The stub-end terminal consists of covered platforms and a modern waiting hall. A 120 ft long mural of Louisiana and New Orleans history, painted by Conrad A. Albrizio with the assistance of James Fisher, was restored after 2005's Hurricane Katrina. The freight and express houses are now the domain of the Smoothie King Center and Main Post Office.

In the 1970s, parts of two platforms were shortened to allow for Greyhound Lines to move its service there, creating an intermodal facility.
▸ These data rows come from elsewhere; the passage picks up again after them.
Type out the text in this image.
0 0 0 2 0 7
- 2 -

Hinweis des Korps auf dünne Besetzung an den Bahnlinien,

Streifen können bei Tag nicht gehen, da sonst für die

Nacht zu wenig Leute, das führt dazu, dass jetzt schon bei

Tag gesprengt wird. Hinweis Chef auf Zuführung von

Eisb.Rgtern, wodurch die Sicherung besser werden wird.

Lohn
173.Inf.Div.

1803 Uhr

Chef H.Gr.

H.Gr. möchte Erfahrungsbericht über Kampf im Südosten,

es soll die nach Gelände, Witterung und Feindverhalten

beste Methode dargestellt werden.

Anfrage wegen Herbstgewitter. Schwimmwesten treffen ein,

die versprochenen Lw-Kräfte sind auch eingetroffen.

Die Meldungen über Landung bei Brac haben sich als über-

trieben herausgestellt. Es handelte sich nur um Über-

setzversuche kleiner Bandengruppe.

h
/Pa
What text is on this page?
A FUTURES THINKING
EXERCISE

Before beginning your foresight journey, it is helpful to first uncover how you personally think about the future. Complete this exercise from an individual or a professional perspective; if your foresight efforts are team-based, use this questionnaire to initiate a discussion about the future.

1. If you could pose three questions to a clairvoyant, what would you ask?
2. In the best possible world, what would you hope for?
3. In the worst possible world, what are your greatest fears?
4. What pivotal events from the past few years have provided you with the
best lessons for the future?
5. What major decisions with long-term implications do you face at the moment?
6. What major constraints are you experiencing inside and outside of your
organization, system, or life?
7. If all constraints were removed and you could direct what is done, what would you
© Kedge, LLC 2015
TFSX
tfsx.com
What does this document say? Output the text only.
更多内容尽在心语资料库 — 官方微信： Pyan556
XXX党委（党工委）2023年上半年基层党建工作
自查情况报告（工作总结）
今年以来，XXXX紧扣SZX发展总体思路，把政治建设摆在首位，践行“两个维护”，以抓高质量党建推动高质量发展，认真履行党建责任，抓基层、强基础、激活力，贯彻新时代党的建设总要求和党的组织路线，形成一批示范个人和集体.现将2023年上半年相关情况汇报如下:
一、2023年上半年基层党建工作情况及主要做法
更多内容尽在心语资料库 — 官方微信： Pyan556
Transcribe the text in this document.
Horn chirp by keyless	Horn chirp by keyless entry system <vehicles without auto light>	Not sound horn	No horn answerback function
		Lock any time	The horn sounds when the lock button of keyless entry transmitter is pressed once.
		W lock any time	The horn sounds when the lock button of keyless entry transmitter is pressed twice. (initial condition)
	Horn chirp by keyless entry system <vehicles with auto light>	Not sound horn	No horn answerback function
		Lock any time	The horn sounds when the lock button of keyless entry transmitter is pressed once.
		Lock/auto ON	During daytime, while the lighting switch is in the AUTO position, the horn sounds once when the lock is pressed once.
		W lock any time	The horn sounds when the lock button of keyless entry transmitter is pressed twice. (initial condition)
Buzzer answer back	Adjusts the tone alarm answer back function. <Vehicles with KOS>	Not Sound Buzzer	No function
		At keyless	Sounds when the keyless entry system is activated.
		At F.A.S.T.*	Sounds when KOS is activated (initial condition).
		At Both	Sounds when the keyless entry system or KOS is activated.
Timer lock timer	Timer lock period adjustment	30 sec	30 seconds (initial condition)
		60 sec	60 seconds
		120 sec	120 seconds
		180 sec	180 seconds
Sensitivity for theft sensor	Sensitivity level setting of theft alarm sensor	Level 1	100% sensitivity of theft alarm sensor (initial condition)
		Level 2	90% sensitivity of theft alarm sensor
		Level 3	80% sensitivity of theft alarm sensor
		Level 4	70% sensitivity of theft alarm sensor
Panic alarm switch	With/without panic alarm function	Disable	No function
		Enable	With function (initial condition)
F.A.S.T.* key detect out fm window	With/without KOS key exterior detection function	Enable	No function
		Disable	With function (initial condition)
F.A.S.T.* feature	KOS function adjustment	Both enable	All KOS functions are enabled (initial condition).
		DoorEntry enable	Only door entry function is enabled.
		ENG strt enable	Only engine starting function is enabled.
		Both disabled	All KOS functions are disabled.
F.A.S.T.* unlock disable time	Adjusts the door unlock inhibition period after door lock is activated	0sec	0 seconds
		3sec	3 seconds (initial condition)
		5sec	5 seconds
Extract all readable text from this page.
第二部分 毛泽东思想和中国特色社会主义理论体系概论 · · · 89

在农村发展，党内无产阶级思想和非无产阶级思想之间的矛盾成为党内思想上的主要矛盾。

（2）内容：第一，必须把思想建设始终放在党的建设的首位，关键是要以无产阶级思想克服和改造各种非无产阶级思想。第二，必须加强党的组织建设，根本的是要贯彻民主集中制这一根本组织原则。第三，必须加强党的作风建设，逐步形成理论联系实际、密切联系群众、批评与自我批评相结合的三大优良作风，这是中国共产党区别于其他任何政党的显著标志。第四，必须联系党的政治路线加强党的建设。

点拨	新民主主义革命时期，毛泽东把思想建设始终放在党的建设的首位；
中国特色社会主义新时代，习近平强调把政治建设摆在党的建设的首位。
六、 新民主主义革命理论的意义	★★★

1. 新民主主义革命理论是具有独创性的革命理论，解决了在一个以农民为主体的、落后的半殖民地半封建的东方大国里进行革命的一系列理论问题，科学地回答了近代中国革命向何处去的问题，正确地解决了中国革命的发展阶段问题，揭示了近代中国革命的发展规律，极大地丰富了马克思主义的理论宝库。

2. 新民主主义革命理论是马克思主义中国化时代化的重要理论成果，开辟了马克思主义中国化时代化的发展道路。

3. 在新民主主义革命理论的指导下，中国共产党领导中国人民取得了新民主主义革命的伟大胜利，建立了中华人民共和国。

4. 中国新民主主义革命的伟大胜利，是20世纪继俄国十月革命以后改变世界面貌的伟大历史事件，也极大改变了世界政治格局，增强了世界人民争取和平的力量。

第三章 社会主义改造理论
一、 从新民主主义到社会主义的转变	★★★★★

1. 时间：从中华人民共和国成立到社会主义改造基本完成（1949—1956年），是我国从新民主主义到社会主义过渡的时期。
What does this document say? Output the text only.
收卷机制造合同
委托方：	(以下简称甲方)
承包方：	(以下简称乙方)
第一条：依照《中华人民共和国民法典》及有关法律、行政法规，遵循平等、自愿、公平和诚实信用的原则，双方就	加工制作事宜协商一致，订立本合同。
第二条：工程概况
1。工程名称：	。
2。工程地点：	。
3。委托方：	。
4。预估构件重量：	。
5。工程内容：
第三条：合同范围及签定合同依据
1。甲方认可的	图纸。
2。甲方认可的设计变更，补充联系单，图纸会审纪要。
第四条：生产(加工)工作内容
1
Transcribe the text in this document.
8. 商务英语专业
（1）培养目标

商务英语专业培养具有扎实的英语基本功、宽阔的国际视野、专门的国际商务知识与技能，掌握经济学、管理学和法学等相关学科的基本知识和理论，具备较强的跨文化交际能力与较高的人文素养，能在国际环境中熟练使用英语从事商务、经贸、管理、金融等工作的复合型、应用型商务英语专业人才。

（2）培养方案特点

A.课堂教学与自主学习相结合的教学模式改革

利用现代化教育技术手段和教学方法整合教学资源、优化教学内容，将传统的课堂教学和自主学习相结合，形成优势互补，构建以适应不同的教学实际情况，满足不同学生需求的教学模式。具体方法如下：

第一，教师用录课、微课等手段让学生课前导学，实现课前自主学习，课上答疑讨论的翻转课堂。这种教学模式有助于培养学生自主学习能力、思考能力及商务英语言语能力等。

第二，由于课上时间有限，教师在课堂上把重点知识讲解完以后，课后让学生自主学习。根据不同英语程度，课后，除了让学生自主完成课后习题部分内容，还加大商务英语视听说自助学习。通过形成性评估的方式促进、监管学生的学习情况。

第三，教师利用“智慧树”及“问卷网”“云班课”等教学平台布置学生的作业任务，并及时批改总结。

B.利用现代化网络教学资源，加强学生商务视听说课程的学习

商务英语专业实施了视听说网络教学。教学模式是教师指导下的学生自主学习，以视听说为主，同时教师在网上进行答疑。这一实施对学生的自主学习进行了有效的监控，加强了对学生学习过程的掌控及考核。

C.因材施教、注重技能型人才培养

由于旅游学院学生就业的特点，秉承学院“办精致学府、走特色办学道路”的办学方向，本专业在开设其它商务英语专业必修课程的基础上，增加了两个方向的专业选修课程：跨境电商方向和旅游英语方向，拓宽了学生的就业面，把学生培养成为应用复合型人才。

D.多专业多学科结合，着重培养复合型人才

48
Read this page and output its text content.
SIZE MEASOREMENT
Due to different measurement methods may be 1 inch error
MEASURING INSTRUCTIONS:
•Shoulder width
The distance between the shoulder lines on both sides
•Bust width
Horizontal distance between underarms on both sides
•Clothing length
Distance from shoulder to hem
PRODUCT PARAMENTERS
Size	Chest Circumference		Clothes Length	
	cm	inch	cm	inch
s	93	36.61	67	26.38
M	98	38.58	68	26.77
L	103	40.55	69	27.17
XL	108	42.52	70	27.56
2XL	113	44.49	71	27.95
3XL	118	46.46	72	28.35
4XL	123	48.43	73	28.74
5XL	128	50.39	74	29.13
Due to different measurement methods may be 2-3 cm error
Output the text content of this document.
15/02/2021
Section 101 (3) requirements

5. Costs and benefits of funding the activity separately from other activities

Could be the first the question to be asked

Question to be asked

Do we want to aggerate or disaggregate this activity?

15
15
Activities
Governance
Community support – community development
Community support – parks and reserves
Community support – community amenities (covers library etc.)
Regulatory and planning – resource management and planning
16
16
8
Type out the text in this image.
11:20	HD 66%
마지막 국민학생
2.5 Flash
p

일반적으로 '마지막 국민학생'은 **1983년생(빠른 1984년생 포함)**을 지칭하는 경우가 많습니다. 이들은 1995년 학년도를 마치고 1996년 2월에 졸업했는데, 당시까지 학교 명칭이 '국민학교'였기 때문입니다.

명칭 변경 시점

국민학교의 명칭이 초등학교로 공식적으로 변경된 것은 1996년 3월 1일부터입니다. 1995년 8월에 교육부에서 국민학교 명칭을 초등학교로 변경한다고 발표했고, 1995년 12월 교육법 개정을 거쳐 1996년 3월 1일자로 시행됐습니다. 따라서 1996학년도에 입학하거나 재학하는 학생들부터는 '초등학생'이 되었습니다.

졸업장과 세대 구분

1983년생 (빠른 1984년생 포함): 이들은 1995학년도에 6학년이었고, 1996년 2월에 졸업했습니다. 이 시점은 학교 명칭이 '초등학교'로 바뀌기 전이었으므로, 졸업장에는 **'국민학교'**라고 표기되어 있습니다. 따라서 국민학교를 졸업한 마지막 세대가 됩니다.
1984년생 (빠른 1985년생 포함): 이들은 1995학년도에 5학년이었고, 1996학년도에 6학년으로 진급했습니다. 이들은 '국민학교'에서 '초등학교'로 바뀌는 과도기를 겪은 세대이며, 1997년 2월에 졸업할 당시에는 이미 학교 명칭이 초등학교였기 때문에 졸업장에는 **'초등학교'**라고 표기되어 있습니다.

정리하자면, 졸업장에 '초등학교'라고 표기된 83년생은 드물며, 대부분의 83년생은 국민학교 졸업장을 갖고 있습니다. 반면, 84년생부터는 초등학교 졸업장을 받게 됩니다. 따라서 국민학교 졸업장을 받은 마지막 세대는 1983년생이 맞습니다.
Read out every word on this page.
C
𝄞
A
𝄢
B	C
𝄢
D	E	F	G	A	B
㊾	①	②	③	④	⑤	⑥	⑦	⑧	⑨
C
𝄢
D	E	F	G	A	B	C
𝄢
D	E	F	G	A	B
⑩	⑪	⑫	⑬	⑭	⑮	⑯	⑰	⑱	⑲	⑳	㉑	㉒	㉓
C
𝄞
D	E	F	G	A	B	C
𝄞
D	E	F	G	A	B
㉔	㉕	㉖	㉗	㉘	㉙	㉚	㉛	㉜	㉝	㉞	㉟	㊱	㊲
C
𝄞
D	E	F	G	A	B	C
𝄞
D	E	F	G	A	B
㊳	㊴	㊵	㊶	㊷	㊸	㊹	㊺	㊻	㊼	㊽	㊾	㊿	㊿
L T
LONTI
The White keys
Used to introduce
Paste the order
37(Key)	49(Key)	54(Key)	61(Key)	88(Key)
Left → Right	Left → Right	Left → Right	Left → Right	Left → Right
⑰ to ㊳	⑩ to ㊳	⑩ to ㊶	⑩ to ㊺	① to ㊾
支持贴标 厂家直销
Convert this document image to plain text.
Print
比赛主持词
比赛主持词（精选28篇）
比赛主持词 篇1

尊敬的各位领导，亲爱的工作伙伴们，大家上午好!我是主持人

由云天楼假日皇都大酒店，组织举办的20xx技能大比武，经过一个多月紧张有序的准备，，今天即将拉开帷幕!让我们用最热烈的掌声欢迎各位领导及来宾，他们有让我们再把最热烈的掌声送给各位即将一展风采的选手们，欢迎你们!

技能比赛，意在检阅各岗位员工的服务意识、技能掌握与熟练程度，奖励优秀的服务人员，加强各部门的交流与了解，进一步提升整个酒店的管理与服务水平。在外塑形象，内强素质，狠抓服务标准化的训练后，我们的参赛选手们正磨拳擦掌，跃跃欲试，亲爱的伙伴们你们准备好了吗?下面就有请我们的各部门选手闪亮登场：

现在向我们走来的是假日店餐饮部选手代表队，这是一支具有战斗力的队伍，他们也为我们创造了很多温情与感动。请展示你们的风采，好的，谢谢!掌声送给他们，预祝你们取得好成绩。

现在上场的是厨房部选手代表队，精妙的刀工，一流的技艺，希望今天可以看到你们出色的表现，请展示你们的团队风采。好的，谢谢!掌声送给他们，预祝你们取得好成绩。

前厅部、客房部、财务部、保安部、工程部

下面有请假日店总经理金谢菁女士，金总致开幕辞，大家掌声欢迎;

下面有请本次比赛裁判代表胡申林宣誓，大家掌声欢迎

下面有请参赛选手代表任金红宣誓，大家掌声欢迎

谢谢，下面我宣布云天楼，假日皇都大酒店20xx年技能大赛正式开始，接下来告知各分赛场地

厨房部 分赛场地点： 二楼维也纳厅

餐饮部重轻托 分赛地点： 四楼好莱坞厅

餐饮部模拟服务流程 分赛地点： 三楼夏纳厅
Following Hurricane Katrina, Amtrak provided the first commercial transportation out of New Orleans. During the recovery efforts, the bus station at NOUPT was used for a temporary jail nicknamed Camp Greyhound.

In January 2013, the station became the terminus for the new mile-long Loyola Avenue-Union Passenger Terminal Streetcar Line connecting Canal Street with the Central Business District and destinations such as the Superdome. The $52 million project was largely funded through a $45 million Transportation Investments Generating Economic Recovery (TIGER) grant awarded to the New Orleans Regional Transit Authority by the U.S. Department of Transportation.

Megabus started operations at the Union Passenger Terminal in 2015.

Gulf Coast regional officials have been advocating for restoration of daily train service between New Orleans and Florida since 2016.

In February 2021, it was announced that passenger rail service would return to the Gulf Coast with a new Amtrak route (later named the Mardi Gras Service) between New Orleans and . Stops include Bay St. Louis, Gulfport, Biloxi, and Pascagoula. Service began on August 18, 2025.